Build the Ollama Image: Use the pack build command to create the container image. Replace <your-dockerhub-username>/ollama with your desired Docker Hub repository or a local image name.
pack build <your-dockerhub-username>/ollama –builder paketobuildpacks/builder:base –project ollama-app
Here, we are using the paketobuildpacks/builder:base builder, which provides a standard build environment. Malax/buildpack-ollama will be detected and executed during the build process, downloading and configuring Ollama within the image
4. Run the Ollama Container: Once the image is built, you can run it using Docker. We’ll map the default Ollama port (11434) to your local machine.
docker run -d –name ollama -p 11434:11434 <your-dockerhub-username>/ollama
The -d flag runs the container in detached mode (in the background), and -p maps the ports.
Interact with Ollama: You can now interact with the Ollama API. For example, to list the available models:
curl http://localhost:11434/api/list
5. To Pull a Model (e.g., llama2):
curl -X POST http://localhost:11434/api/pull -d ‘{“name”: “llama2”}’
And to Generate Text:
curl -X POST http://localhost:11434/api/generate -d ‘{“prompt”: “Tell me a joke”, “model”: “llama2”}’
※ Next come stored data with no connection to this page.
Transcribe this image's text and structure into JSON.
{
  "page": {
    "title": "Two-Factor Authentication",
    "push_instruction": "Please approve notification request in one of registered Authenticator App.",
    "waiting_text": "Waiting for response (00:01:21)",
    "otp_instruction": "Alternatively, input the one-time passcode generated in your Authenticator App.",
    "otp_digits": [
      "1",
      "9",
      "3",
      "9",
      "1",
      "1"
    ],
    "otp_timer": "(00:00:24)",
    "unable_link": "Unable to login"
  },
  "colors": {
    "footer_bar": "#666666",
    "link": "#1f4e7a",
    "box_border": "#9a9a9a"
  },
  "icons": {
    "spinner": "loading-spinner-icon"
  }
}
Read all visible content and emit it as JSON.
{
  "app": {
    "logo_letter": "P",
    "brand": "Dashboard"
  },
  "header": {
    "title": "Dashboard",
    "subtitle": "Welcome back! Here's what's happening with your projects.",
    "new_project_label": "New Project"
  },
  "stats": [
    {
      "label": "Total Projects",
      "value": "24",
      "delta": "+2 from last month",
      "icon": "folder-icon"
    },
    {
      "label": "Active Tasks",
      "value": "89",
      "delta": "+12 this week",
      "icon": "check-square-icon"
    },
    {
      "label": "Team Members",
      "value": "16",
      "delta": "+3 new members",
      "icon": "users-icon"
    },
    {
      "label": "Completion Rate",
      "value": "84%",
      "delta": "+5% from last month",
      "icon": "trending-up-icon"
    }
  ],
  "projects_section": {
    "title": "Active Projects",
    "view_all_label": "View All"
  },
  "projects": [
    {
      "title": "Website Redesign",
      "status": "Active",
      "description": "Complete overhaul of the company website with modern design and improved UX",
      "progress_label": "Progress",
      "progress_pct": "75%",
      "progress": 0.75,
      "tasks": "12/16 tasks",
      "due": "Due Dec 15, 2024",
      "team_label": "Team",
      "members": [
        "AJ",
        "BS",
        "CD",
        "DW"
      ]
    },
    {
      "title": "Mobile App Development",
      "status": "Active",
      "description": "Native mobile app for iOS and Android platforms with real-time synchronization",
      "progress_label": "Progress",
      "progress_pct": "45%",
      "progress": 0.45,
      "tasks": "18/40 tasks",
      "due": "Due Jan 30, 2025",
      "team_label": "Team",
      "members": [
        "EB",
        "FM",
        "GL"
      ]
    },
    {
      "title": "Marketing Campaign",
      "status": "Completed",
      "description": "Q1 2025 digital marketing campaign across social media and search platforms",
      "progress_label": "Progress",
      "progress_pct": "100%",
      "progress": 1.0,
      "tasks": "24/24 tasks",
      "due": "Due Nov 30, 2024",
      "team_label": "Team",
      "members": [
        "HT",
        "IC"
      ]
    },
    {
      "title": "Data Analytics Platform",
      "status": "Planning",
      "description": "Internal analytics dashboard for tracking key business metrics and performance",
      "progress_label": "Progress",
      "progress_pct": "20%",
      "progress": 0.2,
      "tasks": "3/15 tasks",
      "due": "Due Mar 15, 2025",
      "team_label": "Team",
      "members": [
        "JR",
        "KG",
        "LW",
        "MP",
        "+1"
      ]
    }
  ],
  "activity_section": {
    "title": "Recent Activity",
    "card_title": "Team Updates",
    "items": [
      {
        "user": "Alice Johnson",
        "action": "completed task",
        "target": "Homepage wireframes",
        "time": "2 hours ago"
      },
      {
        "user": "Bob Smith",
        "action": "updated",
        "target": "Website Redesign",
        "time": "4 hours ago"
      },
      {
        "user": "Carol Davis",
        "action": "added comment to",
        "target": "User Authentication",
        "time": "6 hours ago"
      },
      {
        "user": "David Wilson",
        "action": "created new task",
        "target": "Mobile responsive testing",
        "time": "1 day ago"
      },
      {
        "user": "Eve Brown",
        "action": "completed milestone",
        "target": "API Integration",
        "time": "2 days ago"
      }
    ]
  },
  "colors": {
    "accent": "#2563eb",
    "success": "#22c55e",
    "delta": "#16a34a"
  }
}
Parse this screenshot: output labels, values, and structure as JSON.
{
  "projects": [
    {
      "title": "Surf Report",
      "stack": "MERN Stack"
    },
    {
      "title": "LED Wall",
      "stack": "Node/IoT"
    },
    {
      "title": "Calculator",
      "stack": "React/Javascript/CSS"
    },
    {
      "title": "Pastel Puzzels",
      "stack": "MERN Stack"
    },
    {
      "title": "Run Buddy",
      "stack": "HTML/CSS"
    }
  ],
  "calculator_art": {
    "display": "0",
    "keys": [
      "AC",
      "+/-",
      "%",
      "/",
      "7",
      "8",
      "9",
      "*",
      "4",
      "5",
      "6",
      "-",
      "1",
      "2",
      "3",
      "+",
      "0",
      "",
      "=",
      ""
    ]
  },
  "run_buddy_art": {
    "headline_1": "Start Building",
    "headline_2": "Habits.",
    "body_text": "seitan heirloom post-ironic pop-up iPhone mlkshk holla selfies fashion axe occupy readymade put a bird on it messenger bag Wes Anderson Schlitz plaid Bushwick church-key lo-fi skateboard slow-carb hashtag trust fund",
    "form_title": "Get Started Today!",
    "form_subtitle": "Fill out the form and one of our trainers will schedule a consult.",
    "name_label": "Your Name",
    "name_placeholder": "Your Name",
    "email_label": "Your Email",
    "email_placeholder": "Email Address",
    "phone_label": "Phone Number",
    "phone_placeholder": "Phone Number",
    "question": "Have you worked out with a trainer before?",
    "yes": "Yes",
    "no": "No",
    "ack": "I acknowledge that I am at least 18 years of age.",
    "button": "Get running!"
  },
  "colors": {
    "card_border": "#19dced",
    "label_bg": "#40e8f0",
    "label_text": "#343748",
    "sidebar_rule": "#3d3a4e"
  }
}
6. Alternatively, you could use a tool such as oTerm. This helps connect to a local LLM and works as a client.
Conclusion
Cloud Native Buildpacks provide an elegant and automated way to containerize applications and services. By leveraging Malax/buildpack-ollama, you can quickly and efficiently run Ollama locally within a container without the need for a complex Dockerfile. This approach promotes reproducibility and simplifies the management of your local LLM environment, allowing you to focus on exploring the capabilities of these powerful models.